Activity Instruction -
In this discussion, you will gain experience in identifying the biological, molecular, and genetic factors related to chronic and infectious diseases.
Read the following case study and respond to the questions at the end.
Emergency Room (ER) doctor Andy Loeb had an ominous feeling as he walked into the packed ER waiting room. Scattered among the usual collection of cuts, broken bones, and respiratory problems were approximately 16 people clustered around the restrooms. Despite their pale appearance and frantic dashes to the restrooms, they were all talking to each other-not a usual behavior for a group of strangers in the ER. Several others held young children.
His discussion with the ER staff revealed some peculiar findings of those 16 people. The majority of complaints and symptoms had been abdominal pain, vomiting, and bloody diarrhea. Most of the adults are just a bit uncomfortable. The kids have it the worst. Four little ones came in around midnight with the same symptoms-only worse. Two are in pediatric intensive care. The other two are already on dialysis.
The physician called the county health department and alerted the epidemiologist. The first patient Andy consulted disclosed that her daughter and at least 10 other neighborhood children had been sick at school and the parents had dismissed it as flu. When Andy returned to the ER staff room, the county epidemiologist was already reviewing chart records.
"Okay, we have 28 patients admitted, all under age 10. Their parents and any older siblings have some intestinal distress, but mild compared to the admissions. The children are all showing symptoms of some kind of hemolytic anemia. There are bruises and small hemorrhages visible in the mucosal lining of the mouth. Red blood cells, hemoglobin, and platelet counts are all way down. And the youngest are beginning to show signs of kidney failure," stated the epidemiologist.
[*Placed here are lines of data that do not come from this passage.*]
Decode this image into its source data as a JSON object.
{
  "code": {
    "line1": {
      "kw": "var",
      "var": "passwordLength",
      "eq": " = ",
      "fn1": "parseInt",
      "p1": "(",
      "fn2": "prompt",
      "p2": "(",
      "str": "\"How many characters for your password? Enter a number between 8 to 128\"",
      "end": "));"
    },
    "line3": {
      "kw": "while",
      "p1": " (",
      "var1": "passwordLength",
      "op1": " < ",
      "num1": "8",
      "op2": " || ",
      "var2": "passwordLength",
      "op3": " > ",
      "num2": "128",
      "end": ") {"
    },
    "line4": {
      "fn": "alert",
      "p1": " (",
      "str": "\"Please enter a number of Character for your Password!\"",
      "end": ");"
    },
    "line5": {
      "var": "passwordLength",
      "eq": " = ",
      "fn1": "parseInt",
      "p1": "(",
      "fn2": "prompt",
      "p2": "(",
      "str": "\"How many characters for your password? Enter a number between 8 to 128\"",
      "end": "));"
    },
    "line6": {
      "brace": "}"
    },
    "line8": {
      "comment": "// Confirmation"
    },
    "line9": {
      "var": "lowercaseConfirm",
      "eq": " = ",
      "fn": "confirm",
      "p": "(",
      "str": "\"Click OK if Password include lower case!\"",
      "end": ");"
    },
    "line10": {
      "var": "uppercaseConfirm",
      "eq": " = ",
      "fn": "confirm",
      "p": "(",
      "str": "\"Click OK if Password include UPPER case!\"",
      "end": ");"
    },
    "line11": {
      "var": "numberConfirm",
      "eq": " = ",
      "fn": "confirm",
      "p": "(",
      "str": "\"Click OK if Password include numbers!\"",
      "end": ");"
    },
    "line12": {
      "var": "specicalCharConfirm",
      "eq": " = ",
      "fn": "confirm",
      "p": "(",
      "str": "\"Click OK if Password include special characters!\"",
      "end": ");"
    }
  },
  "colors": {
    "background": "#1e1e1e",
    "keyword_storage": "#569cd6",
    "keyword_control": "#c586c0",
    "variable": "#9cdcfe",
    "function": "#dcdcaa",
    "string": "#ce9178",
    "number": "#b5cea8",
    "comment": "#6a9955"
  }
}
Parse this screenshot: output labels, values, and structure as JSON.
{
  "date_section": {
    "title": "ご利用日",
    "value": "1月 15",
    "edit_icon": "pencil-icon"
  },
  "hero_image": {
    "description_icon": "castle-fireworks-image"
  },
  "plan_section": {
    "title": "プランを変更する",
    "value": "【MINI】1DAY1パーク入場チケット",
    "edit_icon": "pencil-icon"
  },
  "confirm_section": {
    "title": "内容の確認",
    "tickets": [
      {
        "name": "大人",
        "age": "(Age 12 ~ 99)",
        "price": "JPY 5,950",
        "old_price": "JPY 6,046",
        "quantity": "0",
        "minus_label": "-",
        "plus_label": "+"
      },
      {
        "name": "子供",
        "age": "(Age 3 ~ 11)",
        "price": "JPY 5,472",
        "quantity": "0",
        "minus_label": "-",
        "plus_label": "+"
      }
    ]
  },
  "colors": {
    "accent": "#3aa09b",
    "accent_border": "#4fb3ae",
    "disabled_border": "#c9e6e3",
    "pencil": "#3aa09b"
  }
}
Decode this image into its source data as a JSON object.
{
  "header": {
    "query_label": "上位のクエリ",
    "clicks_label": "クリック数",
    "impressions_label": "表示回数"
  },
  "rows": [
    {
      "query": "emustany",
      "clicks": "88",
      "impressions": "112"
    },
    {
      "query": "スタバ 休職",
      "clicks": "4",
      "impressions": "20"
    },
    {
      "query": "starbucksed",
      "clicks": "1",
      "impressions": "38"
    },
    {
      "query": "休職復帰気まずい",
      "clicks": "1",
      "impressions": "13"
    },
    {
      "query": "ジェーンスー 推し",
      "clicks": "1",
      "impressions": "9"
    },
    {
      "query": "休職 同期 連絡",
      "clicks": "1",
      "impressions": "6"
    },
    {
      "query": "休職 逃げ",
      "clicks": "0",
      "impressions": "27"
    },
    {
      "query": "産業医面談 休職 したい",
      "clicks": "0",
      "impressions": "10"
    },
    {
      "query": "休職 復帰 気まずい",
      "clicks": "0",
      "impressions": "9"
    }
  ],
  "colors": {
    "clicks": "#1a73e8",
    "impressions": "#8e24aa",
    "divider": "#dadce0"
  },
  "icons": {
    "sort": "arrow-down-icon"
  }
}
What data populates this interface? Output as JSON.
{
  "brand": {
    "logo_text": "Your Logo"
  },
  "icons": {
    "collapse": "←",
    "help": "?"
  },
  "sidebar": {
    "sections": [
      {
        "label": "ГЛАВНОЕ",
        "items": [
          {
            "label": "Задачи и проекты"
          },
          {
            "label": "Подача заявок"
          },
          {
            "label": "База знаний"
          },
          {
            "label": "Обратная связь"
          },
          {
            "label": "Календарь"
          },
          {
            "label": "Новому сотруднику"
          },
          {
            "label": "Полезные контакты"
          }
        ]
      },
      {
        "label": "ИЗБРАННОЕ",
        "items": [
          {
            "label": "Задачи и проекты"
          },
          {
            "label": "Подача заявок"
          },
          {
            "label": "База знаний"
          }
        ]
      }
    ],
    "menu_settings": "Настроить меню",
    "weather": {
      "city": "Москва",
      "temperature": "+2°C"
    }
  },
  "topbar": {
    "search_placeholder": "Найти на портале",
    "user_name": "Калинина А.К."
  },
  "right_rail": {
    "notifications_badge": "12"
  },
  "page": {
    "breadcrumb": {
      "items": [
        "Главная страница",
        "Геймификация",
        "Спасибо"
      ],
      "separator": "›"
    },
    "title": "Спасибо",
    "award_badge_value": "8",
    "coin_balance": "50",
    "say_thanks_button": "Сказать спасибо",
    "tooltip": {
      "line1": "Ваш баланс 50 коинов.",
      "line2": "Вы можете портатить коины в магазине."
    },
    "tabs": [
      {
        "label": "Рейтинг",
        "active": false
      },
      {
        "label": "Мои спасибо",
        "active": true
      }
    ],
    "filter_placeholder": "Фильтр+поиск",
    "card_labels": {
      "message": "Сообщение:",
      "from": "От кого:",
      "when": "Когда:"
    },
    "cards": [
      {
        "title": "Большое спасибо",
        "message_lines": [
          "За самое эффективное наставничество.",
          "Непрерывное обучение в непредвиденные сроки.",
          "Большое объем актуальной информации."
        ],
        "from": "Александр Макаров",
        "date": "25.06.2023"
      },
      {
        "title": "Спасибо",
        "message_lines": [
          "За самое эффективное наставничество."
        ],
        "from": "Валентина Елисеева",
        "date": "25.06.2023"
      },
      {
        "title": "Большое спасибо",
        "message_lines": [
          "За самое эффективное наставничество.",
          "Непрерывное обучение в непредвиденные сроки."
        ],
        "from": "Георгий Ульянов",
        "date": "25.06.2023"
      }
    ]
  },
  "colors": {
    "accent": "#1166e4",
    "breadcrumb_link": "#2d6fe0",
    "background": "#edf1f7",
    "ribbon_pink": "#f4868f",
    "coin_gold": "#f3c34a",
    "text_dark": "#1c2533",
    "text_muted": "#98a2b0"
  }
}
Initial laboratory (stool and blood samples) demonstrated no major parasites, a few pinworms, but nothing unusual. One screen did find positives for 026:H11, usually associated with enterohemorrhagic E. coli.
1) What is the most common source of contamination with E. coli?
2) Are there molecular or genetic factors to consider with E. coli?
3) At this point, can you make some preliminary guesses as to the source of the infection?
4) What information should the epidemiologist gather (through communication) from the victims and their families to build support for public health strategies to minimize additional E. coli cases?
5) What are the best approaches in communicating the infection to the sick families?